Lenovo Busted For Stealthily Installing Crapware Via BIOS On Fresh Windows Installs
from the not-learning-any-lessons dept
It looks like Lenovo may not have learned much from February's Superfish shenanigans. If you recall, Lenovo was busted for stealthily installing adware on consumer laptops. Worse, the Superfish adware in question opened up all Lenovo customers to man-in-the-middle attacks by faking the encryption certificate for every HTTPS-protected site customers visited. When pressed, Lenovo idiotically denied there was any security threat introduced by faking encryption certs solely for the sake of pushing ads.Lenovo's now under fire this week for reinstalling the company's bloatware on Lenovo laptops, even if customers have completed a fresh install of Windows. First noticed by an Ars Technica forum regular and confirmed by readers at Hacker News, as well as users over at Reddit, Lenovo appears to be hiding its crapware install in the laptop BIOS, so it gets installed even after fresh Windows installs:
"I had this happen to me a few weeks ago, on a new Lenovo laptop, doing a clean install with a new SSD, Win 8 DVD + wifi turned off. I couldn't understand how a Lenovo service was installed and running! Delete the file and it reappears on reboot. I've never seen anything like this before. Something to think about before buying Lenovo. I searched and found almost nothing about this, so it may be something they started doing in the last few months.Apparently, Lenovo's using a Windows function called Microsoft Windows Platform Binary Table (WPBT), originally designed to help simplify the installation of proprietary drivers and anti-theft software (obviously since any smart thief would do a clean install relatively quickly after theft). Except in this case, Lenovo's using it as a method to force the laptop to phone home to Lenovo servers so adware can be installed.
Basically, before booting Windows, the Lenovo Service Engine (LSE) built into the laptop's firmware replaces Microsoft's copy of autochk.exe with Lenovo's version. Lenovo's version then ensures that LenovoUpdate.exe and LenovoCheck.exe are present in Windows' system32 directory, with full administrative rights. Lo and behold, you then get Lenovo crapware -- and a machine that phones home to Lenovo servers -- even if you think you've avoided such practices via what you incorrectly assumed was a truly clean OS install.
You'll be shocked to learn that this practice isn't particularly secure. Back in April, Security researcher Roel Schouwenberg found and reported that a buffer-overflow vulnerability in the LSE (not to mention insecure network transmission) could easily be exploited by hackers.
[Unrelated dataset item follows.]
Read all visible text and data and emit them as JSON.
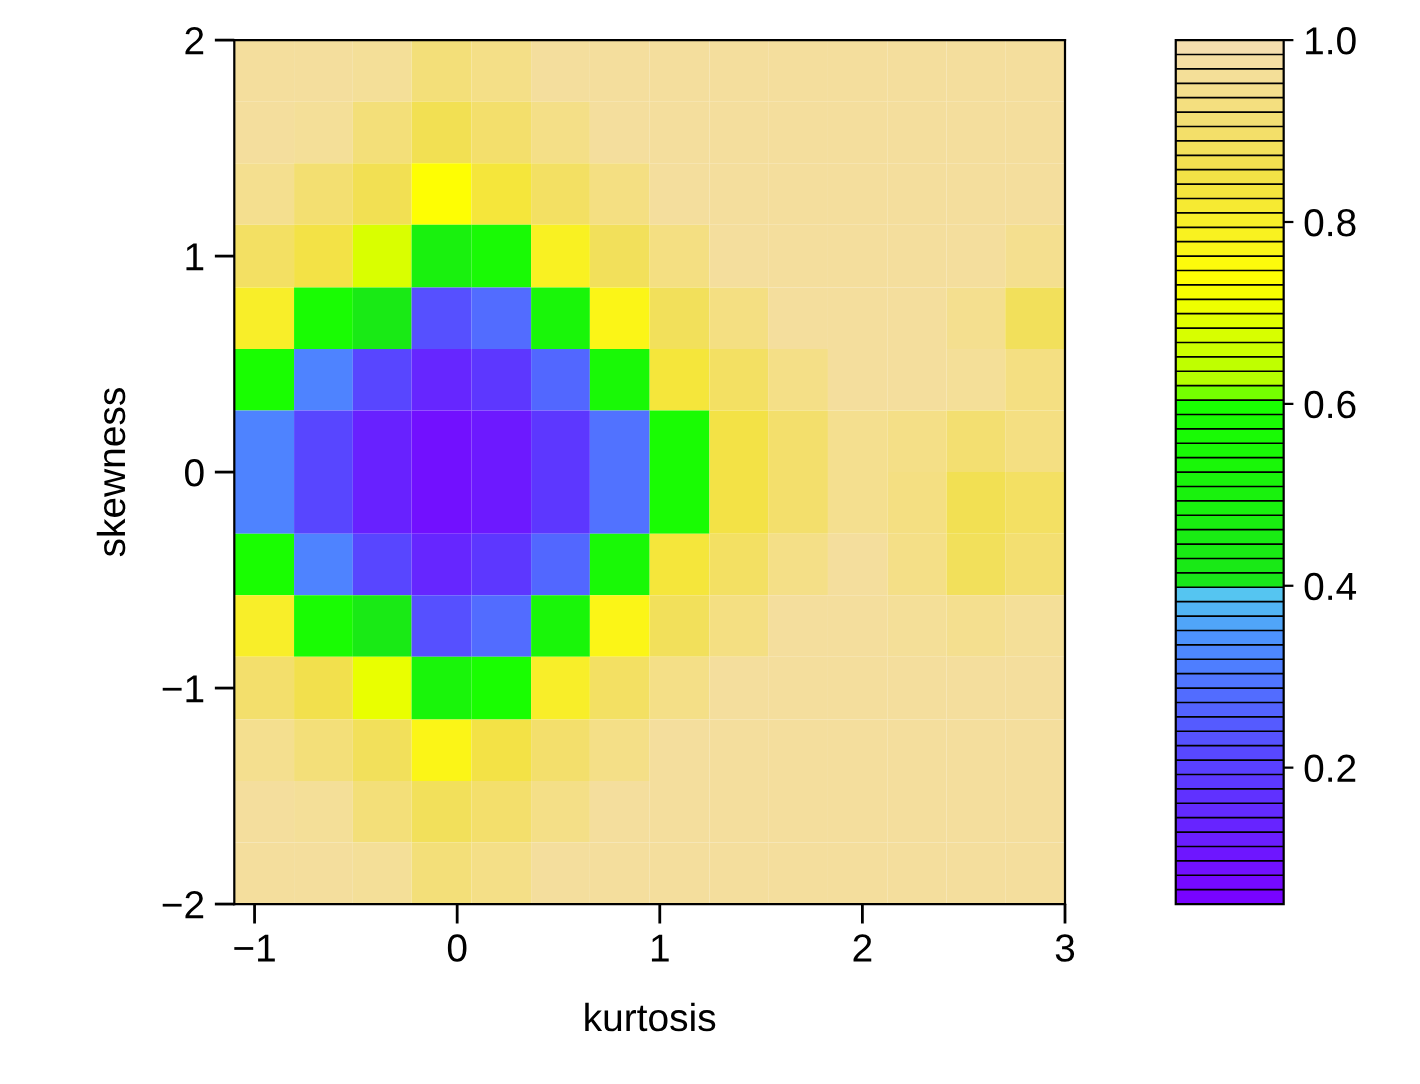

Once Lenovo learned of the security risk, and likely received a wrist slap from Redmond for running afoul of Microsoft's security standards regarding WBPT, Lenovo very quietly backed away from the practice last June, then released tools for laptops and desktops to aid in the removal of the LSE.
Clearly, since users are only just in August realizing this problem exists, Lenovo did a wonderful job communicating the issue to its customers. Lenovo now says that any computer sold since June should not include this stealth crapware install mechanism, but somehow it still thought it was a great idea to employ this technology from between October 2014 and April of this year. While Microsoft's WPBT may be well-intentioned, it's also hard to see how it couldn't foresee the potential pitfalls of letting third parties use the BIOS to inject additional software into a fresh install (regardless of whatever "guidelines" they've belatedly attached).
Meanwhile, on the heels of the Superfish scandal, it's becoming pretty clear that customers who want actual control of the hardware they own might just want to steer clear of Lenovo until the company wises up.
Thank you for reading this Techdirt post. With so many things competing for everyone’s attention these days, we really appreciate you giving us your time. We work hard every day to put quality content out there for our community.
Techdirt is one of the few remaining truly independent media outlets. We do not have a giant corporation behind us, and we rely heavily on our community to support us, in an age when advertisers are increasingly uninterested in sponsoring small, independent sites — especially a site like ours that is unwilling to pull punches in its reporting and analysis.
While other websites have resorted to paywalls, registration requirements, and increasingly annoying/intrusive advertising, we have always kept Techdirt open and available to anyone. But in order to continue doing so, we need your support. We offer a variety of ways for our readers to support us, from direct donations to special subscriptions and cool merchandise — and every little bit helps. Thank you.
–The Techdirt Team
Filed Under: adware, bios, crapware, fresh install, malware, reinstall, thinkpads, windows
Companies: lenovo
Reader Comments
The First Word
“customers who want actual control of the hardware they own
This is a great article because it gives a nice clear example of not only what corporate-level actors think of our privacy and security, but also just how opportunistically they will act when left to their own unregulated and profit-driven whims.It leads me to ponder: between now and the future of armed AI battlebots kicking down doors instead of cops, what kind of future can we predict for implantable computing?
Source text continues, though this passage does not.